In the presence of the entire College of Cardinals, Cardinal Angelo Sodano, 85, the Dean of the College (he did not enter the Conclave to vote, because he is past the age of 80), delivered the homily “Pro Eligendo Romano Pontifice” (“For the Election of the Roman Pontiff”) in St. Peter’s Basilica — the last homily before the cardinals enter the Conclave to vote for a new Pope.

The essence of this homily is in the final four paragraphs.

Some of the passages in the homily are quite lovely. Sodano speaks of Christ’s last words to Peter, when he asked Peter to “Feed my lambs.”

And Sodano emphasizes the fact that the role of the Pope, responding to this request of Christ to Peter is “a service of love towards the Church and towards all humanity.”

This is true, and inspiring.

Cardinal Angelo Sodano, Dean of the College of Cardinals, presides over the Pro Eligendo Pontifice Mass (Mass for the Election of the Roman Pontiff) in St. Peter’s Basilica on March 12.

Cardinal Angelo Sodano, Dean of the College of Cardinals, presides over the Pro Eligendo Pontifice Mass (Mass for the Election of the Roman Pontiff) in St.
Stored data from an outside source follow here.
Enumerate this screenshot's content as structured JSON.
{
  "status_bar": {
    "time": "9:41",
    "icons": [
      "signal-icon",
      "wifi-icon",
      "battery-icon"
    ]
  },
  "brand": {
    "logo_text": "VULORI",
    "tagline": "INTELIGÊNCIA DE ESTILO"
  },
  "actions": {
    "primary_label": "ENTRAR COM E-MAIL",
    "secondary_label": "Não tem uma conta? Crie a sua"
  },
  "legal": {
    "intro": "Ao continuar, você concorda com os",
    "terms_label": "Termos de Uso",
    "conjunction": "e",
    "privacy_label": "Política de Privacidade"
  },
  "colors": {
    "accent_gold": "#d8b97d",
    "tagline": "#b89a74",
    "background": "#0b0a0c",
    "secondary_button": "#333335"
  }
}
Peter’s Basilica on March 12.

However, the core of the homily’s message, expressed in the last four paragraphs, seems to offer a vision of the Church’s role in the world with a slightly different emphasis than the vision Pope Benedict XVI has been expressing in recent weeks and throughout his pontificate. And this is the case even though Sodano quotes Benedict in his homily on precisely this point.

Benedict XVI has emphasized the centrality, not of action of any type, including an action of service, but rather of a personal encounter, the encounter with Jesus Christ and what this encounter means for the eternal destiny of a man — a being with an eternal soul.

One might say that Benedict’s emphasis has been “ontological,” that is, on what a man is, on man’s being, on what human beings are essentially, rather than on what a man does, what he produces or makes… on man’s being rather than his acting.

Sodano’s message seems to prize acting rather than being.

Sodano, in particular, stresses the role of the Pope in supporting and carrying forward “good initiatives for people and for the international community.”

Sodano sums up his message to the cardinals with this sentence: “Let us pray that the future Pope may continue this unceasing work on the world level.”

This is the “signature phrase” in this homily.

Now Sodano is the Dean of the College of Cardinals and a career Vatican diplomat. And the role of the Pope and the Church in working for peace and justice in the world is important.

But that role presupposes a prior experience: the experience of encountering the risen Christ, the Savior, an experience of repentance and conversion leading to a new life in Christ which transcends the life of man in this world, an experience which includes the life of the sacraments and the path, through self-sacrifice, toward personal holiness.

The vision Sodano is sketching is of a role for the papacy and the Church as a partner with other governments and institutions in bringing about peace and justice in the world.

This vision is not wrong, but it is partial.

No homily can contain everything in a few brief minutes.

But in a homily only hours before the first vote of the Conclave, the lack of emphasis on the mystical role of the Church in a process which leads ultimately (as Eastern Orthodox theology especially emphasizes) through union with Christ to the very “divinization” of man, the very sharing by man of the divine life, is a lack and a disappointment.

It is not that the homily contains anything that is wrong, but rather that its vision seems so focused on the temporal sphere, on actions in this world.

In this sense, it appears to be an opportunity missed.